Image via the Historical Society of Pennsylvania,
A portion of the Coaquannock Map.

Today’s Native American population in Philadelphia stands at a mere .36 percent, yet the region was once home to the Lenape (translated as “Original People”), a flourishing community, writes Amy Cohen for hiddencityphila.org.

Now there’s a map on display at the Museum of Indian Culture in Allentown showing how the land looked before Europeans drove them from Pennsylvania to Oklahoma.

Since January 2020, the museum has operated a Historic Preservation Office to help members of the Lenape, also known as the Delaware Nation, connect to their ancestral land.

The Coaquannock Map was published in 1934, as a Works Progress Administration project.

The map, gifted to the Delaware Nation, identifies the Philadelphia region as Coaquannock, “Grove of Tall Pines,” when the area was first seen by white men.

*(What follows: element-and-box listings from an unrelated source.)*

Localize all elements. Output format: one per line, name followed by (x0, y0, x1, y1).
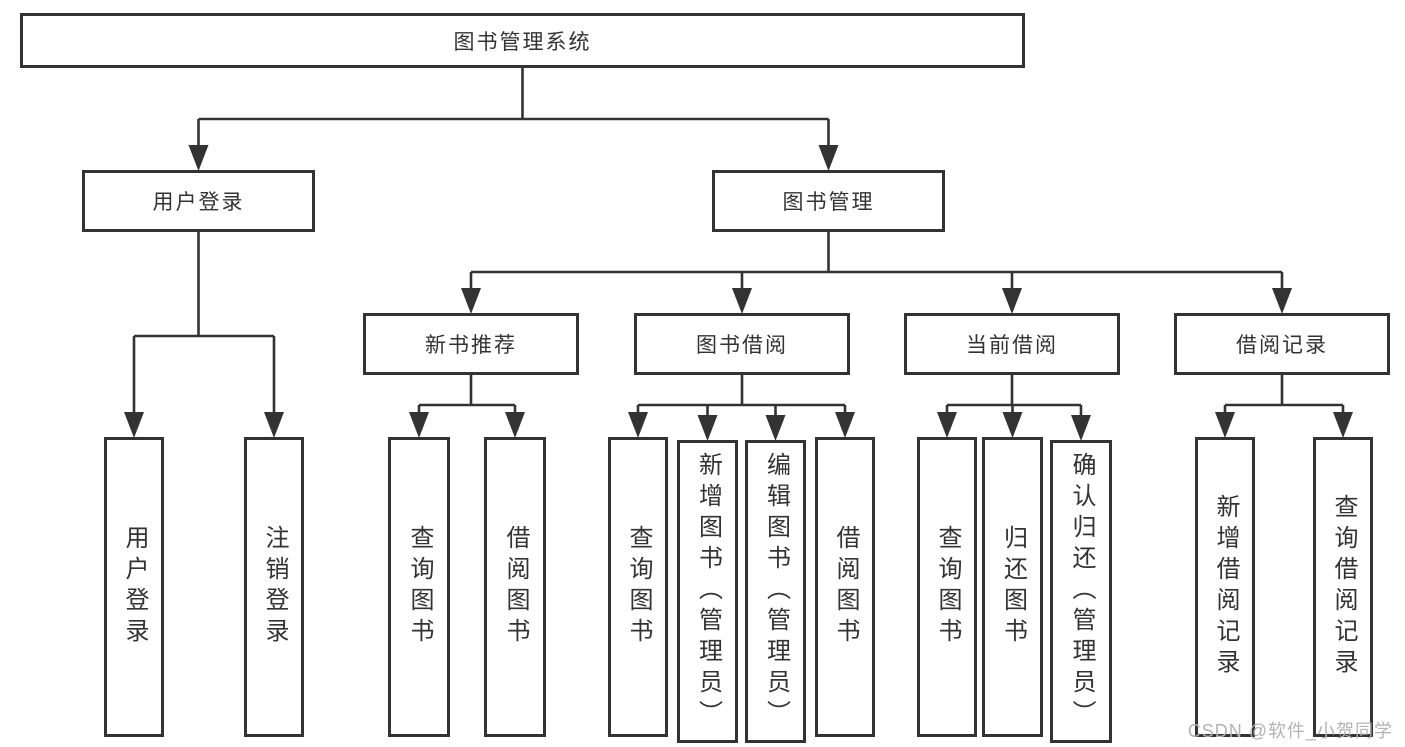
node-label: 新书推荐 (425, 334, 517, 357)
node-rec-query-book: 查询图书 (388, 437, 450, 737)
node-label: 查询借阅记录 (1330, 494, 1357, 680)
arrowhead-icon (1071, 415, 1091, 441)
arrowhead-icon (264, 412, 284, 438)
node-label: 归还图书 (999, 525, 1027, 649)
node-label: 借阅记录 (1236, 334, 1328, 357)
node-rec-query-record: 查询借阅记录 (1313, 437, 1373, 737)
node-label: 图书借阅 (696, 334, 788, 357)
node-label: 借阅图书 (832, 525, 859, 649)
arrowhead-icon (461, 288, 481, 314)
node-label: 查询图书 (625, 525, 652, 649)
arrowhead-icon (124, 412, 144, 438)
node-label: 查询图书 (934, 525, 961, 649)
node-label: 新增图书（管理员） (694, 452, 722, 731)
arrowhead-icon (1272, 288, 1292, 314)
node-cur-query-book: 查询图书 (917, 437, 977, 737)
node-rec-add-record: 新增借阅记录 (1195, 437, 1255, 737)
node-user-login: 用户登录 (82, 170, 315, 232)
node-cur-return-book: 归还图书 (982, 437, 1043, 737)
node-book-borrow: 图书借阅 (634, 313, 850, 375)
node-new-book-recommend: 新书推荐 (363, 313, 579, 375)
connector-path (469, 232, 1284, 296)
node-bor-edit-book-admin: 编辑图书（管理员） (745, 440, 806, 743)
node-label: 查询图书 (406, 525, 433, 649)
arrowhead-icon (937, 412, 957, 438)
node-rec-borrow-book: 借阅图书 (484, 437, 546, 737)
arrowhead-icon (409, 412, 429, 438)
node-root: 图书管理系统 (20, 13, 1025, 68)
node-label: 确认归还（管理员） (1068, 452, 1095, 731)
connector-path (417, 375, 517, 420)
node-label: 新增借阅记录 (1212, 494, 1239, 680)
connector-path (636, 375, 847, 423)
arrowhead-icon (1002, 412, 1023, 438)
watermark: CSDN @软件_小贺同学 (1187, 721, 1393, 741)
arrowhead-icon (188, 145, 209, 171)
node-label: 图书管理 (782, 191, 875, 214)
arrowhead-icon (1002, 288, 1022, 314)
node-current-borrow: 当前借阅 (904, 313, 1120, 375)
node-login-action: 用户登录 (104, 437, 164, 737)
arrowhead-icon (818, 145, 839, 171)
arrowhead-icon (1333, 412, 1353, 438)
node-label: 图书管理系统 (453, 30, 592, 54)
node-bor-query-book: 查询图书 (608, 437, 668, 737)
connector-path (945, 375, 1083, 423)
node-label: 当前借阅 (966, 334, 1058, 357)
arrowhead-icon (1215, 412, 1235, 438)
arrowhead-icon (505, 412, 525, 438)
arrowhead-icon (697, 415, 718, 441)
arrowhead-icon (628, 412, 648, 438)
node-label: 编辑图书（管理员） (762, 452, 790, 731)
node-label: 用户登录 (121, 525, 148, 649)
node-bor-borrow-book: 借阅图书 (815, 437, 875, 737)
node-label: 注销登录 (261, 525, 288, 649)
connector-path (1223, 375, 1345, 420)
arrowhead-icon (765, 415, 786, 441)
node-cur-confirm-admin: 确认归还（管理员） (1050, 440, 1112, 743)
node-label: 借阅图书 (502, 525, 529, 649)
node-bor-add-book-admin: 新增图书（管理员） (677, 440, 738, 743)
node-logout-action: 注销登录 (244, 437, 304, 737)
node-label: 用户登录 (152, 191, 245, 214)
arrowhead-icon (732, 288, 752, 314)
node-book-manage: 图书管理 (712, 170, 945, 232)
connector-path (132, 232, 276, 420)
node-borrow-records: 借阅记录 (1174, 313, 1390, 375)
arrowhead-icon (835, 412, 855, 438)
connector-path (197, 68, 830, 153)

It contains Indian villages, and aboriginal names of localities, streams and islands. 

The Lenape were the first Native Americans to interact with the 17th Century Dutch, Swedish and British settlers.

The map shows a Native American man making wampum, a woman grinding corn with her baby sleeping nearby in a papoose and several men paddling a canoe. Others are in small wigwam villages.

Familiar names like Passyunk, Arronemink, Manayunk, and Wisahickin can also be found.